W ahnsinn hieß das Wort der Nacht damals. Mit diesem Zeugnis der Sprachlosigkeit kann man sich heute nicht mehr aus der Affäre ziehen, schon gar nicht zum fünfzehnten Jahrestag des Mauerfalls. Gestehen wir uns ein: Die Veralltäglichung des Wunders ist kräftig fortgeschritten. Die Anstrengung, das Ereignis in Erinnerung zu halten, wird zusehends zum Problem. Der kurze Streit um den 3. Oktober hat es ebenso gezeigt wie die Gedenkstätte, die sozusagen durch die Hintertür eines Kunstprojekts auf den Platz am Checkpoint Charlie bugsiert wurde. Man kann das Urteil im letzten Mauerschützenprozess als Fingerzeig nehmen. Immerhin haben die Schwierigkeiten des Erinnerns dem gestrigen Gedenktag einen gewissen Debattenstoff verschafft.

Dass die Denkmäler, die eine erschreckte Politikerschar eilig ans Brandenburger Tor gedacht hat, mit ablehnenden Einwänden schon wieder demontiert werden, muss niemanden betrüben. Erstens wäre das MahnmalMeeting am Tor, das die Folge wäre, eine eher abschreckende Vorstellung. Und zweitens ist der Frage nach einer repräsentativen Form der Erinnerung mit Augenblicksideen nicht geholfen. Brauchen wir wirklich mehr Gedenkstätten? Oder mehr Phantasie, wie Erinnerung in die Alltagswelt der Stadt eingefügt werden kann? Eher vielleicht doch letzteres. Es müssen ja nicht immer Mauer-Beton und Didaktik sein, die gegen das Vergessen ins Feld geschickt werden.
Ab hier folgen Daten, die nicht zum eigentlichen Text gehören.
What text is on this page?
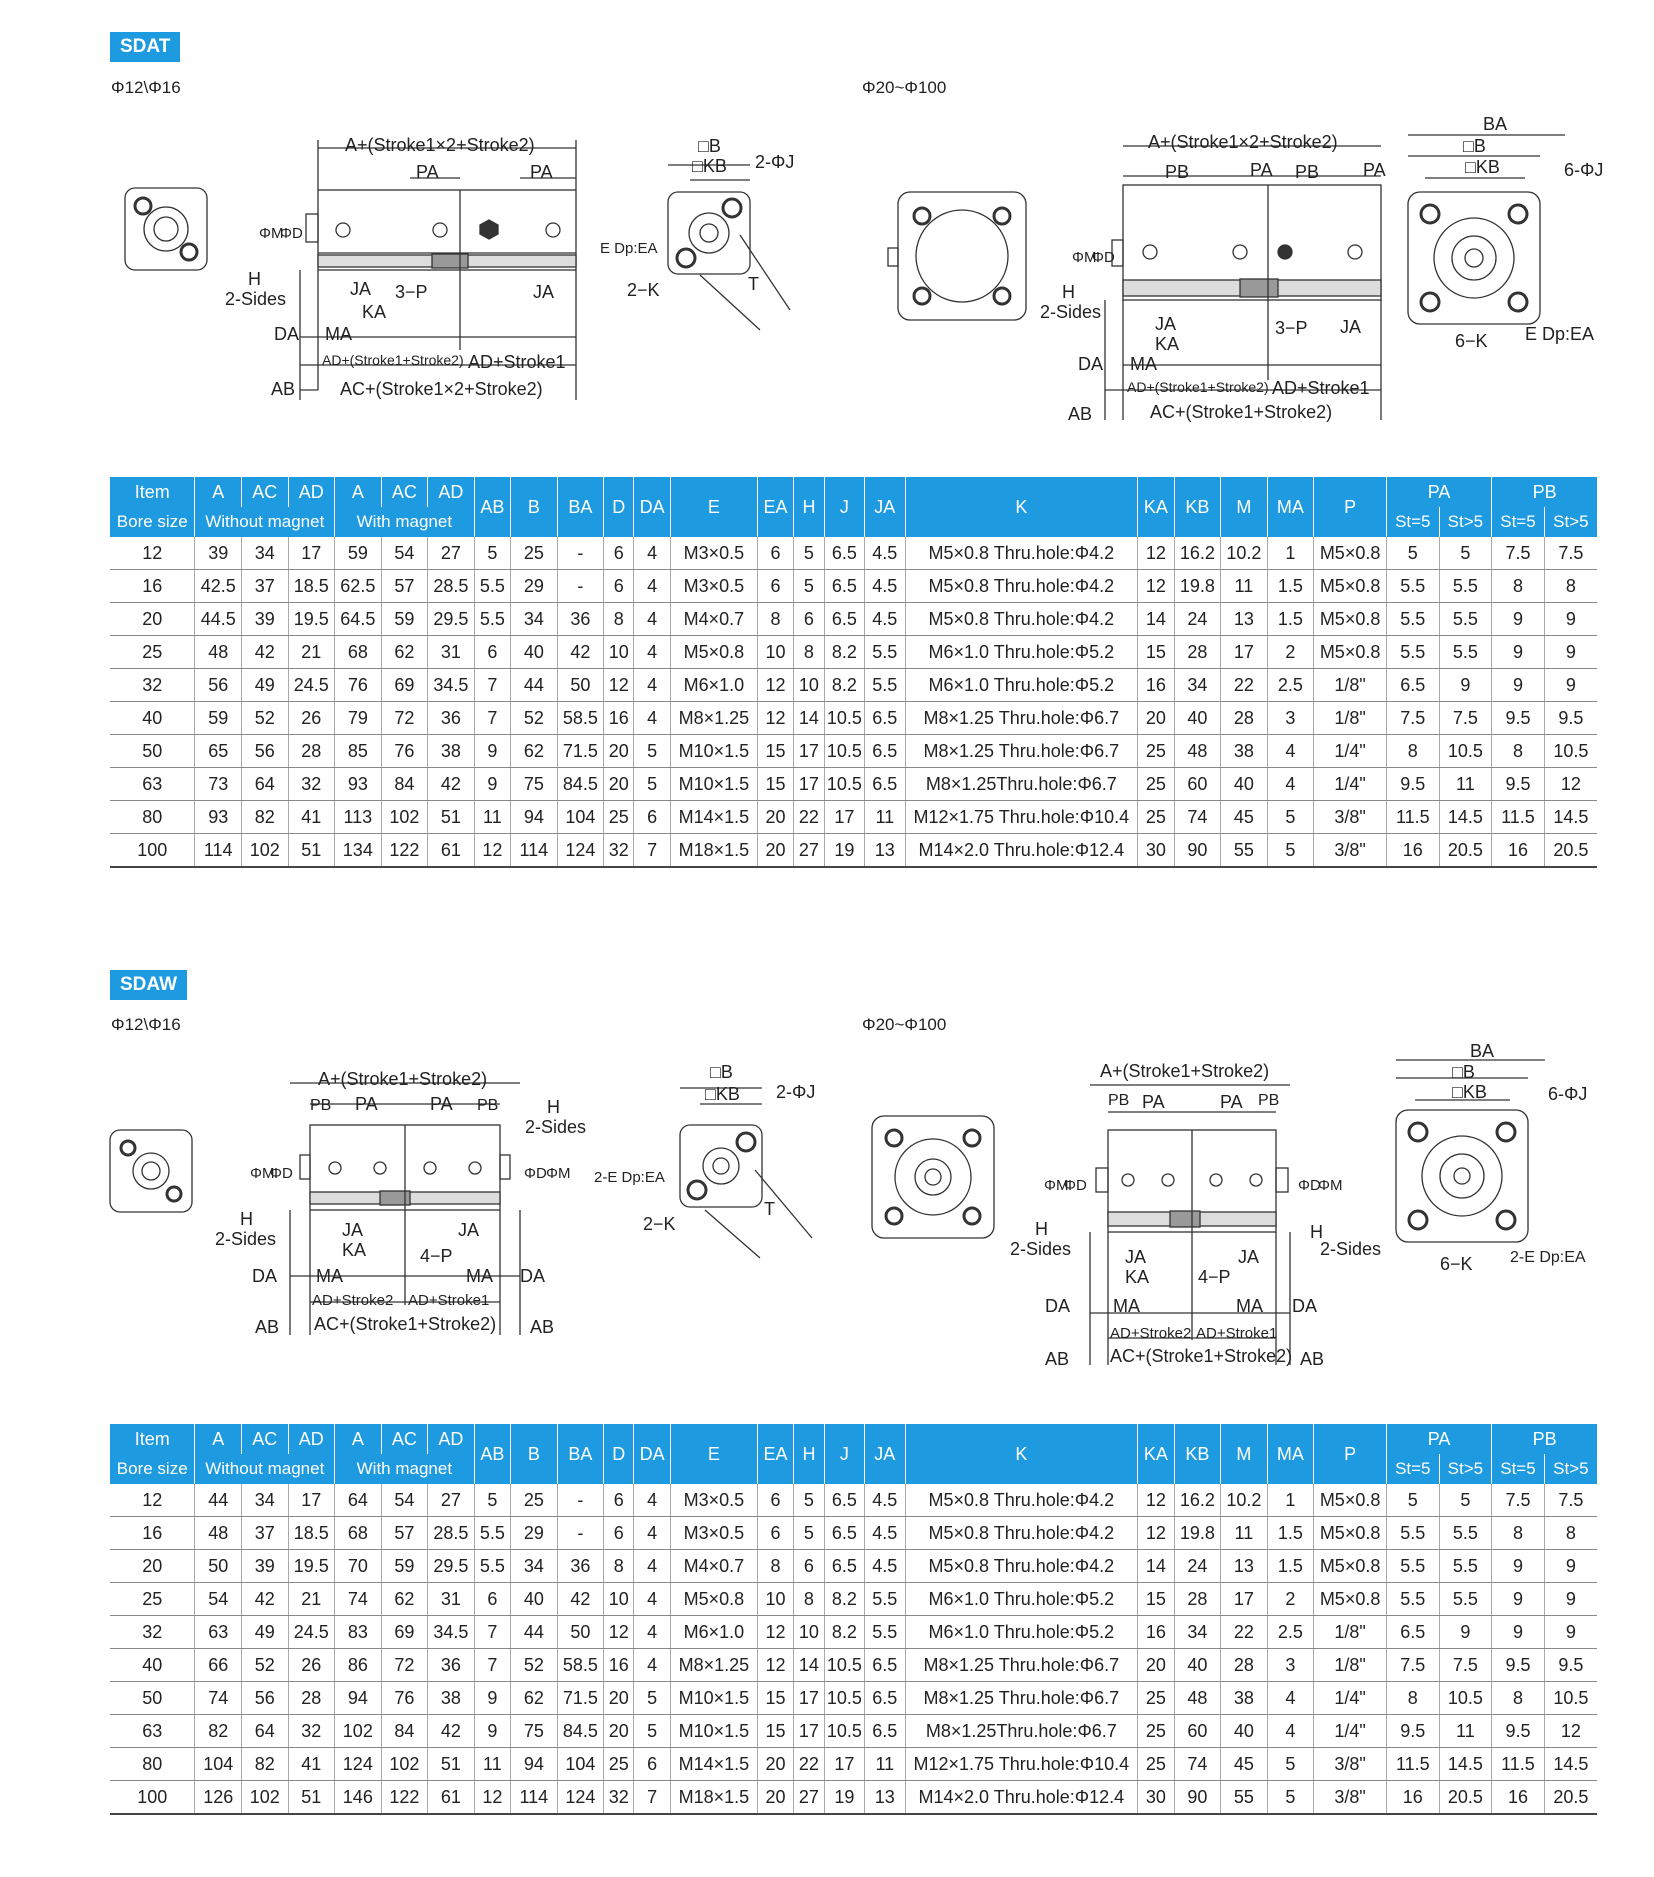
SDAT
Φ12\Φ16	Φ20~Φ100
A+(Stroke1×2+Stroke2)
PA	PA
ΦM
ΦD
H
2-Sides	JA 3−P	JA
KA
DA MA
AD+(Stroke1+Stroke2) AD+Stroke1
AB AC+(Stroke1×2+Stroke2)
□B
□KB 2-ΦJ
E Dp:EA
2−K	T
A+(Stroke1×2+Stroke2)
PB	PA PB PA
BA
□B
□KB	6-ΦJ
ΦM
ΦD
H
2-Sides
JA
KA
3−P JA
DA MA
AD+(Stroke1+Stroke2) AD+Stroke1
AB	AC+(Stroke1+Stroke2)
6−K E Dp:EA
Item	A	AC	AD	A	AC	AD	AB	B	BA	D	DA	E	EA	H	J	JA	K	KA	KB	M	MA	P	PA		PB	
Bore size	Without magnet			With magnet																			St=5	St>5	St=5	St>5
12	39	34	17	59	54	27	5	25	-	6	4	M3×0.5	6	5	6.5	4.5	M5×0.8 Thru.hole:Φ4.2	12	16.2	10.2	1	M5×0.8	5	5	7.5	7.5
16	42.5	37	18.5	62.5	57	28.5	5.5	29	-	6	4	M3×0.5	6	5	6.5	4.5	M5×0.8 Thru.hole:Φ4.2	12	19.8	11	1.5	M5×0.8	5.5	5.5	8	8
20	44.5	39	19.5	64.5	59	29.5	5.5	34	36	8	4	M4×0.7	8	6	6.5	4.5	M5×0.8 Thru.hole:Φ4.2	14	24	13	1.5	M5×0.8	5.5	5.5	9	9
25	48	42	21	68	62	31	6	40	42	10	4	M5×0.8	10	8	8.2	5.5	M6×1.0 Thru.hole:Φ5.2	15	28	17	2	M5×0.8	5.5	5.5	9	9
32	56	49	24.5	76	69	34.5	7	44	50	12	4	M6×1.0	12	10	8.2	5.5	M6×1.0 Thru.hole:Φ5.2	16	34	22	2.5	1/8"	6.5	9	9	9
40	59	52	26	79	72	36	7	52	58.5	16	4	M8×1.25	12	14	10.5	6.5	M8×1.25 Thru.hole:Φ6.7	20	40	28	3	1/8"	7.5	7.5	9.5	9.5
50	65	56	28	85	76	38	9	62	71.5	20	5	M10×1.5	15	17	10.5	6.5	M8×1.25 Thru.hole:Φ6.7	25	48	38	4	1/4"	8	10.5	8	10.5
63	73	64	32	93	84	42	9	75	84.5	20	5	M10×1.5	15	17	10.5	6.5	M8×1.25Thru.hole:Φ6.7	25	60	40	4	1/4"	9.5	11	9.5	12
80	93	82	41	113	102	51	11	94	104	25	6	M14×1.5	20	22	17	11	M12×1.75 Thru.hole:Φ10.4	25	74	45	5	3/8"	11.5	14.5	11.5	14.5
100	114	102	51	134	122	61	12	114	124	32	7	M18×1.5	20	27	19	13	M14×2.0 Thru.hole:Φ12.4	30	90	55	5	3/8"	16	20.5	16	20.5
SDAW
Φ12\Φ16	Φ20~Φ100
A+(Stroke1+Stroke2)
PB PA	PA PB	H
2-Sides
ΦM
ΦD	ΦD ΦM
H
2-Sides	JA
KA	4−P
JA
DA MA	MA DA
AD+Stroke2 AD+Stroke1
AB AC+(Stroke1+Stroke2) AB
□B
□KB 2-ΦJ
2-E Dp:EA
2−K
T
A+(Stroke1+Stroke2)
PB PA	PA PB
BA
□B
□KB	6-ΦJ
ΦM
ΦD	ΦD
ΦM
H
2-Sides
H
2-Sides
JA
KA	4−P
JA
DA MA	MA DA
AD+Stroke2 AD+Stroke1
AB AC+(Stroke1+Stroke2) AB
6−K 2-E Dp:EA
Item	A	AC	AD	A	AC	AD	AB	B	BA	D	DA	E	EA	H	J	JA	K	KA	KB	M	MA	P	PA		PB	
Bore size	Without magnet			With magnet																			St=5	St>5	St=5	St>5
12	44	34	17	64	54	27	5	25	-	6	4	M3×0.5	6	5	6.5	4.5	M5×0.8 Thru.hole:Φ4.2	12	16.2	10.2	1	M5×0.8	5	5	7.5	7.5
16	48	37	18.5	68	57	28.5	5.5	29	-	6	4	M3×0.5	6	5	6.5	4.5	M5×0.8 Thru.hole:Φ4.2	12	19.8	11	1.5	M5×0.8	5.5	5.5	8	8
20	50	39	19.5	70	59	29.5	5.5	34	36	8	4	M4×0.7	8	6	6.5	4.5	M5×0.8 Thru.hole:Φ4.2	14	24	13	1.5	M5×0.8	5.5	5.5	9	9
25	54	42	21	74	62	31	6	40	42	10	4	M5×0.8	10	8	8.2	5.5	M6×1.0 Thru.hole:Φ5.2	15	28	17	2	M5×0.8	5.5	5.5	9	9
32	63	49	24.5	83	69	34.5	7	44	50	12	4	M6×1.0	12	10	8.2	5.5	M6×1.0 Thru.hole:Φ5.2	16	34	22	2.5	1/8"	6.5	9	9	9
40	66	52	26	86	72	36	7	52	58.5	16	4	M8×1.25	12	14	10.5	6.5	M8×1.25 Thru.hole:Φ6.7	20	40	28	3	1/8"	7.5	7.5	9.5	9.5
50	74	56	28	94	76	38	9	62	71.5	20	5	M10×1.5	15	17	10.5	6.5	M8×1.25 Thru.hole:Φ6.7	25	48	38	4	1/4"	8	10.5	8	10.5
63	82	64	32	102	84	42	9	75	84.5	20	5	M10×1.5	15	17	10.5	6.5	M8×1.25Thru.hole:Φ6.7	25	60	40	4	1/4"	9.5	11	9.5	12
80	104	82	41	124	102	51	11	94	104	25	6	M14×1.5	20	22	17	11	M12×1.75 Thru.hole:Φ10.4	25	74	45	5	3/8"	11.5	14.5	11.5	14.5
100	126	102	51	146	122	61	12	114	124	32	7	M18×1.5	20	27	19	13	M14×2.0 Thru.hole:Φ12.4	30	90	55	5	3/8"	16	20.5	16	20.5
Die Aufgabe, gegenwärtig und wirkend zu erhalten, was war, die Teilung und ihre Überwindung, bleibt ohnedies ein permanentes Unterfangen. Die Mauertoten waren ja nicht die einzigen Maueropfer. Die ganze Ära der drei, vier Jahrzehnte, in denen Deutschland und Europa gespalten waren, gehört dazu. Erst sie gibt einen Begriff davon, was für ein monströser Epochen-Bann an diesem 9. November 1989 aufgesprengt wurde. Das kann eine Gedenkstätte ohnedies nur andeuten, und Worte werden schwer atmend, wenn sie danach greifen. „Eines der glücklichsten Ereignisse in der deutschen Geschichte“ nannte Bundestagspräsident Thierse den Mauerfall gestern, „das größte Ereignis in der zweiten Hälfte des 20. Jahrhunderts“ Gyula Horn, der frühere ungarische Außenminister. Sie haben nicht übertrieben.